KEIR RADNEDGE REPORTING —- Jiri Dvorak, long-time head of world football’s medical services, has become the latest member of the ‘old guard’ dropped by FIFA.
Dvorak, high-profile and highly-respected member of the sports medicine sphere, came on board initially during the sensational Diego Maradona dope-test incident at the 1994 World Cup in the United States.
In addition to a range of other appointments, Dvorak rose rapidly to become FIFA’s chief medical officer and head the FIFA Medical Assessment and Research Centre (F-MARC) which goes far beyond the research and investment programmes of any other international sports federation.
Dvorak will be 68 in three weeks’ time and his exit follows the pattern of mass replacement among senior personnel at FIFA since the end of the post-Sepp-Blatter hiatus in February when Gianni Infantino was voted in as new president.
Over the years he has worked closely with Michel D’Hooghe, the veteran Belgian member of the FIFA Council and UEFA executive committee. It is thought that D’Hooghe, who chairs the FIFA medical committee, is himself considering stepping down at the next elections in 2019.
FIFA has said that the appointment of a new medical chief “will be communicated in due course.”
In tribute to Dvorak’s work, D’Hooghe praised his “strong commitment towards the progress of our organisation in the field of health and medicine.”
D’Hooghe added: “The projects he led, such as the ‘FIFA 11 for Health’ and ‘FIFA 11+’, did not only contribute to the development of medical awareness but also raised the level of requirements and the quality of medical teams among member associations.

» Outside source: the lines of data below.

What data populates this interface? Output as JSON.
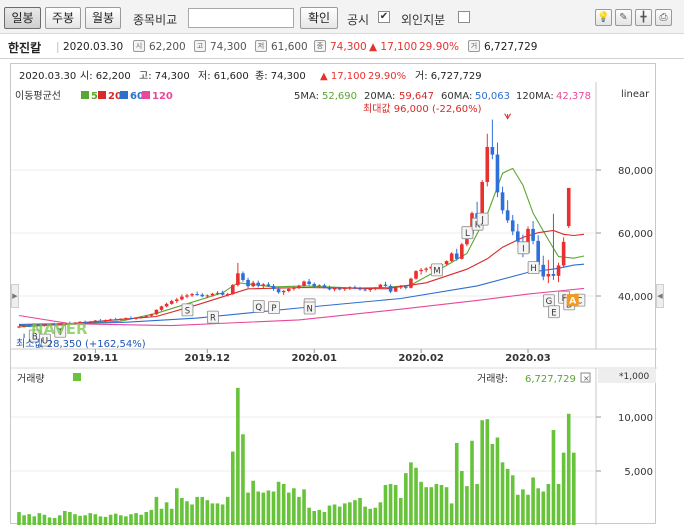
{
  "toolbar": {
    "period_buttons": [
      "일봉",
      "주봉",
      "월봉"
    ],
    "compare_label": "종목비교",
    "confirm_label": "확인",
    "disclosure_label": "공시",
    "foreign_label": "외인지분"
  },
  "stock": {
    "name": "한진칼",
    "date": "2020.03.30",
    "open": "62,200",
    "high": "74,300",
    "low": "61,600",
    "close": "74,300",
    "change": "▲ 17,100",
    "change_pct": "29.90%",
    "volume": "6,727,729"
  },
  "chart_header": {
    "date": "2020.03.30",
    "open_text": "시: 62,200",
    "high_text": "고: 74,300",
    "low_text": "저: 61,600",
    "close_text": "종: 74,300",
    "change_text": "▲  17,100",
    "pct_text": "29.90%",
    "vol_text": "거: 6,727,729"
  },
  "ma_legend": {
    "label": "이동평균선",
    "items": [
      {
        "name": "5",
        "color": "#5aa632"
      },
      {
        "name": "20",
        "color": "#d92a2a"
      },
      {
        "name": "60",
        "color": "#2c6fd1"
      },
      {
        "name": "120",
        "color": "#e8489a"
      }
    ]
  },
  "ma_values": {
    "ma5_label": "5MA:",
    "ma5": "52,690",
    "ma20_label": "20MA:",
    "ma20": "59,647",
    "ma60_label": "60MA:",
    "ma60": "50,063",
    "ma120_label": "120MA:",
    "ma120": "42,378",
    "scale": "linear"
  },
  "annotations": {
    "max_text": "최대값 96,000 (-22,60%)",
    "min_text": "최소값 28,350 (+162,54%)",
    "watermark": "NAVER"
  },
  "volume_panel": {
    "title": "거래량",
    "value_label": "거래량:",
    "value": "6,727,729",
    "unit": "*1,000"
  },
  "colors": {
    "up": "#e8312f",
    "down": "#2f6fd9",
    "volume": "#66c33a",
    "ma5": "#5aa632",
    "ma20": "#d92a2a",
    "ma60": "#2c6fd1",
    "ma120": "#e8489a"
  },
  "chart_data": {
    "type": "candlestick",
    "price_axis": {
      "ticks": [
        40000,
        60000,
        80000
      ],
      "tick_labels": [
        "40,000",
        "60,000",
        "80,000"
      ],
      "range": [
        25000,
        100000
      ]
    },
    "volume_axis": {
      "ticks": [
        5000,
        10000
      ],
      "tick_labels": [
        "5,000",
        "10,000"
      ],
      "range": [
        0,
        13000
      ],
      "unit": "*1,000"
    },
    "x_labels": [
      "2019.11",
      "2019.12",
      "2020.01",
      "2020.02",
      "2020.03"
    ],
    "x_label_index": [
      15,
      37,
      58,
      79,
      100
    ],
    "candles": [
      [
        30100,
        30500,
        29800,
        30300
      ],
      [
        30300,
        30800,
        30000,
        30500
      ],
      [
        30500,
        31000,
        30200,
        30400
      ],
      [
        30400,
        30900,
        30100,
        30800
      ],
      [
        30800,
        31200,
        30400,
        30600
      ],
      [
        30600,
        31000,
        30300,
        30900
      ],
      [
        30900,
        31300,
        30500,
        31000
      ],
      [
        31000,
        31500,
        30700,
        30800
      ],
      [
        30800,
        31200,
        30400,
        31100
      ],
      [
        31100,
        31600,
        30800,
        31400
      ],
      [
        31400,
        31900,
        31000,
        31200
      ],
      [
        31200,
        31700,
        30900,
        31500
      ],
      [
        31500,
        32000,
        31200,
        31800
      ],
      [
        31800,
        32200,
        31400,
        31600
      ],
      [
        31600,
        32100,
        31300,
        31900
      ],
      [
        31900,
        32400,
        31600,
        32200
      ],
      [
        32200,
        32700,
        31800,
        32000
      ],
      [
        32000,
        32500,
        31700,
        32400
      ],
      [
        32400,
        32800,
        32000,
        32600
      ],
      [
        32600,
        33100,
        32200,
        32400
      ],
      [
        32400,
        32900,
        32100,
        32800
      ],
      [
        32800,
        33200,
        32500,
        33000
      ],
      [
        33000,
        33500,
        32600,
        32800
      ],
      [
        32800,
        33300,
        32500,
        33200
      ],
      [
        33200,
        33600,
        32800,
        33400
      ],
      [
        33400,
        33900,
        33100,
        33700
      ],
      [
        33700,
        34400,
        33400,
        34200
      ],
      [
        34200,
        35800,
        34000,
        35600
      ],
      [
        35600,
        36900,
        35300,
        36700
      ],
      [
        36700,
        37900,
        36400,
        37500
      ],
      [
        37500,
        38800,
        37200,
        38400
      ],
      [
        38400,
        39400,
        37800,
        38900
      ],
      [
        38900,
        40500,
        38600,
        39800
      ],
      [
        39800,
        40700,
        39300,
        40200
      ],
      [
        40200,
        41000,
        39700,
        40600
      ],
      [
        40600,
        41400,
        40100,
        40400
      ],
      [
        40400,
        40900,
        39600,
        39900
      ],
      [
        39900,
        40500,
        39300,
        40200
      ],
      [
        40200,
        41000,
        39800,
        40700
      ],
      [
        40700,
        41500,
        40300,
        41000
      ],
      [
        41000,
        41700,
        40100,
        40400
      ],
      [
        40400,
        41000,
        39800,
        40600
      ],
      [
        40600,
        43800,
        40400,
        43500
      ],
      [
        43500,
        50500,
        43000,
        47200
      ],
      [
        47200,
        47800,
        44500,
        45100
      ],
      [
        45100,
        45800,
        42500,
        43100
      ],
      [
        43100,
        44800,
        42800,
        44200
      ],
      [
        44200,
        44900,
        42700,
        43300
      ],
      [
        43300,
        44100,
        42500,
        43700
      ],
      [
        43700,
        44400,
        42900,
        43200
      ],
      [
        43200,
        43800,
        41700,
        42200
      ],
      [
        42200,
        42800,
        40700,
        41200
      ],
      [
        41200,
        41900,
        40300,
        41600
      ],
      [
        41600,
        42700,
        41200,
        42300
      ],
      [
        42300,
        43100,
        41700,
        42600
      ],
      [
        42600,
        43600,
        42200,
        43200
      ],
      [
        43200,
        44900,
        43000,
        44600
      ],
      [
        44600,
        45400,
        43300,
        43800
      ],
      [
        43800,
        44300,
        42600,
        43100
      ],
      [
        43100,
        43700,
        42500,
        43400
      ],
      [
        43400,
        43900,
        42400,
        42700
      ],
      [
        42700,
        43300,
        41800,
        42100
      ],
      [
        42100,
        42700,
        41500,
        42400
      ],
      [
        42400,
        42900,
        41800,
        42200
      ],
      [
        42200,
        42800,
        41600,
        42500
      ],
      [
        42500,
        43100,
        41900,
        42800
      ],
      [
        42800,
        43300,
        42100,
        42400
      ],
      [
        42400,
        42900,
        41700,
        42100
      ],
      [
        42100,
        42600,
        41500,
        41900
      ],
      [
        41900,
        42500,
        41300,
        42300
      ],
      [
        42300,
        42800,
        41800,
        42600
      ],
      [
        42600,
        43800,
        42400,
        43600
      ],
      [
        43600,
        44500,
        42900,
        43200
      ],
      [
        43200,
        43700,
        40900,
        41400
      ],
      [
        41400,
        42900,
        41300,
        42700
      ],
      [
        42700,
        43500,
        42200,
        43000
      ],
      [
        43000,
        43400,
        42100,
        42600
      ],
      [
        42600,
        45800,
        42400,
        45500
      ],
      [
        45500,
        48200,
        45200,
        47900
      ],
      [
        47900,
        48900,
        46800,
        48300
      ],
      [
        48300,
        49100,
        47500,
        48700
      ],
      [
        48700,
        49600,
        48100,
        49300
      ],
      [
        49300,
        50000,
        48400,
        49700
      ],
      [
        49700,
        50400,
        49000,
        50100
      ],
      [
        50100,
        51300,
        49800,
        51100
      ],
      [
        51100,
        53900,
        50800,
        53500
      ],
      [
        53500,
        55000,
        51200,
        51800
      ],
      [
        51800,
        56900,
        51600,
        56400
      ],
      [
        56400,
        59900,
        55800,
        59500
      ],
      [
        59500,
        66800,
        59200,
        66300
      ],
      [
        66300,
        69900,
        63800,
        64600
      ],
      [
        64600,
        76800,
        64200,
        76200
      ],
      [
        76200,
        91500,
        74800,
        87300
      ],
      [
        87300,
        96000,
        83400,
        84900
      ],
      [
        84900,
        88700,
        71400,
        72900
      ],
      [
        72900,
        74700,
        66100,
        67200
      ],
      [
        67200,
        70400,
        63200,
        64000
      ],
      [
        64000,
        65700,
        59300,
        60500
      ],
      [
        60500,
        62900,
        56400,
        57300
      ],
      [
        57300,
        59500,
        52300,
        53700
      ],
      [
        53700,
        62100,
        53400,
        61300
      ],
      [
        61300,
        63800,
        56400,
        57500
      ],
      [
        57500,
        59300,
        48700,
        49900
      ],
      [
        49900,
        52800,
        45000,
        46200
      ],
      [
        46200,
        51500,
        44100,
        47000
      ],
      [
        47000,
        66100,
        45100,
        46400
      ],
      [
        46400,
        50600,
        44400,
        49700
      ],
      [
        49700,
        58600,
        49200,
        57200
      ],
      [
        62200,
        74300,
        61600,
        74300
      ]
    ],
    "volume": [
      1200,
      900,
      1000,
      800,
      1100,
      950,
      700,
      650,
      900,
      1300,
      1200,
      1000,
      850,
      900,
      1100,
      1000,
      800,
      750,
      950,
      1050,
      900,
      800,
      1000,
      1100,
      950,
      1200,
      1400,
      2600,
      1500,
      2100,
      1500,
      3400,
      2500,
      2200,
      1900,
      2600,
      2600,
      2300,
      2000,
      2000,
      1900,
      2600,
      6800,
      12700,
      8400,
      3000,
      4100,
      3100,
      3000,
      3200,
      3100,
      4000,
      3800,
      3000,
      3400,
      2600,
      3300,
      1600,
      1300,
      1400,
      1200,
      1800,
      1900,
      1700,
      2000,
      2100,
      2300,
      2500,
      1700,
      1500,
      1600,
      2100,
      3700,
      3800,
      3700,
      2500,
      4800,
      5800,
      5300,
      4000,
      3500,
      3500,
      3800,
      3700,
      3500,
      2000,
      7600,
      5000,
      3600,
      7800,
      3800,
      9700,
      9800,
      7500,
      8100,
      5800,
      5200,
      4600,
      2800,
      3300,
      2800,
      4400,
      3400,
      3100,
      3800,
      8800,
      3800,
      6700,
      10300,
      6700
    ],
    "ma_series": {
      "5": [
        [
          0,
          30200
        ],
        [
          20,
          32000
        ],
        [
          27,
          34500
        ],
        [
          40,
          41000
        ],
        [
          43,
          44200
        ],
        [
          50,
          42900
        ],
        [
          56,
          43200
        ],
        [
          66,
          42500
        ],
        [
          72,
          42700
        ],
        [
          77,
          43500
        ],
        [
          84,
          49700
        ],
        [
          88,
          53500
        ],
        [
          92,
          66000
        ],
        [
          95,
          79000
        ],
        [
          97,
          80500
        ],
        [
          99,
          75200
        ],
        [
          101,
          66300
        ],
        [
          104,
          57800
        ],
        [
          106,
          52500
        ],
        [
          109,
          52000
        ],
        [
          111,
          52700
        ]
      ],
      "20": [
        [
          0,
          30600
        ],
        [
          10,
          31200
        ],
        [
          27,
          33500
        ],
        [
          35,
          37200
        ],
        [
          45,
          42300
        ],
        [
          56,
          42700
        ],
        [
          72,
          42300
        ],
        [
          80,
          44200
        ],
        [
          88,
          48500
        ],
        [
          92,
          51800
        ],
        [
          95,
          55500
        ],
        [
          99,
          58600
        ],
        [
          102,
          60100
        ],
        [
          105,
          60800
        ],
        [
          107,
          59600
        ],
        [
          109,
          59200
        ],
        [
          111,
          59600
        ]
      ],
      "60": [
        [
          0,
          31000
        ],
        [
          20,
          31600
        ],
        [
          35,
          33000
        ],
        [
          55,
          36200
        ],
        [
          75,
          39200
        ],
        [
          90,
          43200
        ],
        [
          100,
          47500
        ],
        [
          106,
          48800
        ],
        [
          109,
          49800
        ],
        [
          111,
          50100
        ]
      ],
      "120": [
        [
          0,
          33800
        ],
        [
          10,
          31200
        ],
        [
          30,
          30600
        ],
        [
          55,
          32400
        ],
        [
          75,
          35800
        ],
        [
          90,
          38600
        ],
        [
          100,
          40600
        ],
        [
          106,
          41600
        ],
        [
          111,
          42400
        ]
      ]
    },
    "markers": [
      {
        "label": "S",
        "i": 33,
        "price": 35600
      },
      {
        "label": "R",
        "i": 38,
        "price": 33300
      },
      {
        "label": "Q",
        "i": 47,
        "price": 36700
      },
      {
        "label": "P",
        "i": 50,
        "price": 36300
      },
      {
        "label": "O",
        "i": 57,
        "price": 37200
      },
      {
        "label": "N",
        "i": 57,
        "price": 36200
      },
      {
        "label": "M",
        "i": 82,
        "price": 48300
      },
      {
        "label": "L",
        "i": 88,
        "price": 60100
      },
      {
        "label": "K",
        "i": 90,
        "price": 62800
      },
      {
        "label": "J",
        "i": 91,
        "price": 64400
      },
      {
        "label": "I",
        "i": 99,
        "price": 55300
      },
      {
        "label": "H",
        "i": 101,
        "price": 49000
      },
      {
        "label": "G",
        "i": 104,
        "price": 38500
      },
      {
        "label": "F",
        "i": 107,
        "price": 39600
      },
      {
        "label": "E",
        "i": 105,
        "price": 35000
      },
      {
        "label": "D",
        "i": 108,
        "price": 37500
      },
      {
        "label": "C",
        "i": 110,
        "price": 38700
      },
      {
        "label": "B",
        "i": 3,
        "price": 27300
      },
      {
        "label": "U",
        "i": 5,
        "price": 26000
      },
      {
        "label": "T",
        "i": 8,
        "price": 28800
      }
    ],
    "min_marker": {
      "i": 1,
      "price": 28350,
      "label": "최소값 28,350 (+162,54%)"
    },
    "max_marker": {
      "i": 96,
      "price": 96000,
      "label": "최대값 96,000 (-22,60%)"
    },
    "current_tag": "A"
  }
}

“The commitment and skill of Prof. Dvorak brought an important scientific dimension to FIFA’s medical work. FIFA will build upon his work to continue reinforcing its strategy in this field, particularly in the fight against doping.”
One significant feature of Dvorak’s work within football was in encouraging convergence between the sports medicine ‘brigade’ and the administrative arms of national associations.
This proved relevant in debating the medical aspects of changes to the laws of the game and tournament organisation with particular reference to in- and out-of-competition dope testing, concussion and player age analysis for youth tournaments.
Dvorak, born on November 22, 1948, in what was then Czechoslovakia, left in the wake of the Soviet invasion following the ‘Prague Spring’ to continue his studies in exile in Zurich. He graduated in medical studies eight years later, specialising in neurology, and was appointed a professor at the University of Zurich in 1995.
By then Dvorak had already undertaken work in the United States as a visiting professor at Yale, taken up a chair at the Schultheiss Clinic in Zurich and become involved with FIFA.
In the past decade Dvorak has also been an editor for the American Journal of Sports Medicine and British Journal of Sports Medicine as well as a member of the foundation board of the World Anti-Doping Agency.
Explaining his departure from FIFA, he said: “FIFA has been a pioneer in sport medicine and I am proud to have been leading this process for more than two decades.
“We moved from the concept of medicine for football to football for health, putting the health of players in the centre of the football community and using the power of football to promote health awareness in society.
“Prevention was central to all of the projects which I initiated and performed with my medical colleagues from all around the world. Particularly the FIFA 11+ which aims to prevent injuries.
“With this programme, we provided the world with scientific evidence that injuries can be prevented in women, men and young children by up to 50pc if carried out properly.”